Glee Club to sing its history at Nov. 3 concert
By Blaine Friedlander
The Cornell University Glee Club, the university’s oldest, continuously operating student organization, will celebrate its sesquicentennial with a free concert. The group will sing pieces from different eras Nov. 3 at 7 p.m. in Sage Chapel. The event is open to the public.
“We realize we’re celebrating the importance of the Glee Club’s rich history – dating back 150 years ago – as we want to propel ourselves well into the next 150 years of Cornell’s history,” said Ben Hein ’20, president of the group.
Under the direction of Robert Isaacs, assistant professor of music and the Priscilla Browning Director of Choral Programs, the Nov. 3 concert will feature such favorites as the spiritual “Got a Mind to Do Right,” “Ave Maria” arranged by Franz Biebl, Pavel Chesnokov’s “Spaséñiye Sodélal” and the English sea chanty “What Shall We Do With the Drunken Sailor?”
Two pieces by alumni will be performed: Thomas A. Dorsey’s “Precious Lord,” arranged by Ron Schiller ’86, and “Dona Nobis Pacem,” composed by Joseph Gregorio ’01. Isaacs called the spiritual “Didn’t My Lord Deliver Daniel” “a real show-stopper that is energetic and fun.”
Stephen Foster’s “Gentle Annie” features a throwback tone, said Isaacs, as three Glee Club members will accompany the group on banjo and mandolin, which hark back to sounds from the club’s earliest days.
According to “Songs From The Hill,” the history of the Glee Club by Michael Slon ’92, students started to organize a glee club in November 1868. Then called the Orpheus Glee Club, Slon wrote that the group enlivened the Cornell Library Association’s anniversary celebration Jan. 21, 1869. The Ithaca Journal said it was “one of the pleasantest entertainments ever given in Ithaca.”

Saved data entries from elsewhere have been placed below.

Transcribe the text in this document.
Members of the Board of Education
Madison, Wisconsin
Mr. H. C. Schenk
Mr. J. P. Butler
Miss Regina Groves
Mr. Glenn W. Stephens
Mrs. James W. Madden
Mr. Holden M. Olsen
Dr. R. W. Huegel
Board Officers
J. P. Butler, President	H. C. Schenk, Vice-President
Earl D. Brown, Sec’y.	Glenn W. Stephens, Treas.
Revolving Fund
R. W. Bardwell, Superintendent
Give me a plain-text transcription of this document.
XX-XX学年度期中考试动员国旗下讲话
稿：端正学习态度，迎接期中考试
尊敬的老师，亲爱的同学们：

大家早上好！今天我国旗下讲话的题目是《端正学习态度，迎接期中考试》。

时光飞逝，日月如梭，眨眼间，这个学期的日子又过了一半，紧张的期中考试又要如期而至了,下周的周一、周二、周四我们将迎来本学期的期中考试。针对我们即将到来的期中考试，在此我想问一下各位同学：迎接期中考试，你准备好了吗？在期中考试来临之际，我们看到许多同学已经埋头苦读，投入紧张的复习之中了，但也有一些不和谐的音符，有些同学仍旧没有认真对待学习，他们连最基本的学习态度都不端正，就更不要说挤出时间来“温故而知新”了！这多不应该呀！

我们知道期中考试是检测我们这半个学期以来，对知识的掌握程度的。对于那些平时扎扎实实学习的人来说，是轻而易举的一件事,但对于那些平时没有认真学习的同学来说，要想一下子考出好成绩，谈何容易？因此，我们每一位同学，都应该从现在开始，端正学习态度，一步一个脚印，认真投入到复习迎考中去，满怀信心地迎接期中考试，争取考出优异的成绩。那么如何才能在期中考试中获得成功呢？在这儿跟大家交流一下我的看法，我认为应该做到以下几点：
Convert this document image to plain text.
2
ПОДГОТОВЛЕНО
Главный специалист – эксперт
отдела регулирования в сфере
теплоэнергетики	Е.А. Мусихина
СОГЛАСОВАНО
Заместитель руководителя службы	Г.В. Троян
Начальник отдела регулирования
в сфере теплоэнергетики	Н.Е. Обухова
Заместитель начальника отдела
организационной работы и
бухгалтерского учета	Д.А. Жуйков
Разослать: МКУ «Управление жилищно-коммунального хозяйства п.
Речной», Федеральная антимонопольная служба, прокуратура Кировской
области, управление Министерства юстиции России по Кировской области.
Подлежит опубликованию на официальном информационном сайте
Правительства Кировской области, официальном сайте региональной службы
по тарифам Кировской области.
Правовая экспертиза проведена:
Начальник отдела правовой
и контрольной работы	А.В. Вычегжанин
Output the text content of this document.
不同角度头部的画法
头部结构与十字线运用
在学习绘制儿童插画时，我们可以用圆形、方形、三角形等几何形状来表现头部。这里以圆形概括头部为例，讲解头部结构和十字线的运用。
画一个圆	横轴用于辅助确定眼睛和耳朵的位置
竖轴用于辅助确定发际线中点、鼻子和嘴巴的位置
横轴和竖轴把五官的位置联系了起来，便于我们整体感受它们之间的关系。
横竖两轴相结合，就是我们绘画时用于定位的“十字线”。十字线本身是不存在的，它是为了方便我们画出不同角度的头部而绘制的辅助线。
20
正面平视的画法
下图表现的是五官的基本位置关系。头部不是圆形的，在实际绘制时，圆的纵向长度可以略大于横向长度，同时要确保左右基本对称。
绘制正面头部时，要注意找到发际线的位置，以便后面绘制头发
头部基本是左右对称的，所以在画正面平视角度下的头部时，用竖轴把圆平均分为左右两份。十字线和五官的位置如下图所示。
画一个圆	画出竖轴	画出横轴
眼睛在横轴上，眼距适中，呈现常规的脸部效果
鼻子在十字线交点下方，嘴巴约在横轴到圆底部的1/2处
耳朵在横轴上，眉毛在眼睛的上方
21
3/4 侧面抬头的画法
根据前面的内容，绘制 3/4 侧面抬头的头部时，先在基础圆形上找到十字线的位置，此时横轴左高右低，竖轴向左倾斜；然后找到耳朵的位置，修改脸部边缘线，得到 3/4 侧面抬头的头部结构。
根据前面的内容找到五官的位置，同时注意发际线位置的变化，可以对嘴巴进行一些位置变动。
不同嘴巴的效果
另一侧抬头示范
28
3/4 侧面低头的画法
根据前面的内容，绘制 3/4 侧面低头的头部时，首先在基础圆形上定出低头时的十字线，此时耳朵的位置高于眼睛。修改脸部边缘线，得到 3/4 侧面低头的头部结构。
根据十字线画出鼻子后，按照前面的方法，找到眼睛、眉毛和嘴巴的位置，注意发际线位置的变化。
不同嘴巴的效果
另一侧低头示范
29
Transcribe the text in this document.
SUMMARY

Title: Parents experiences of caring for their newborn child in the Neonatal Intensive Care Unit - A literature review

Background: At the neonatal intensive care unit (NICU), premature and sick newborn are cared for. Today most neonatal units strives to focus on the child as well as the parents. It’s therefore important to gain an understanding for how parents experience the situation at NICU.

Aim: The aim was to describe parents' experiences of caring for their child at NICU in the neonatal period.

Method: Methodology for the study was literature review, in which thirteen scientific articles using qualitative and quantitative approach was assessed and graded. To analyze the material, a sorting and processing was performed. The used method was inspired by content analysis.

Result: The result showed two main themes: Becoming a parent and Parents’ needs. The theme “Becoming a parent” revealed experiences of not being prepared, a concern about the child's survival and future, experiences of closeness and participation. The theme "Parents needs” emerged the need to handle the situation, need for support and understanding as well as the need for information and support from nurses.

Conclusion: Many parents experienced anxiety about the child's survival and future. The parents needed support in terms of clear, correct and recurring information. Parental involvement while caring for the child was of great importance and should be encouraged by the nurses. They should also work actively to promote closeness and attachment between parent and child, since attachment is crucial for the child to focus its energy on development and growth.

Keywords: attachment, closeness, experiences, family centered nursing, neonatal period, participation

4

It was the group’s only appearance as the Orpheus Glee Club. The name changed to the Glee Club in the 1880s, and for a short time in the late 19th century, it was known as the Glee, Banjo and Mandolin Clubs. The singers returned to using the Glee Club moniker by the early 20th century.
When Thomas Sokol was appointed director of the Glee Club in 1957, the group formed a serious repertoire and took on ambitious engagements, according to Slon.
In 1960-61, the group became the first U.S. collegiate ensemble to tour the Soviet Union. The U.S. State Department sponsored the Glee Club on a three-month tour of Southeast Asia in 1966, where they sung to 100 million people in 10 countries. For Cornell’s sesquicentennial celebration of the university charter, the Glee Club practiced for and sang at Carnegie Hall in 2015, and also performed at Lincoln Center in New York City and the Kennedy Center in Washington, D.C.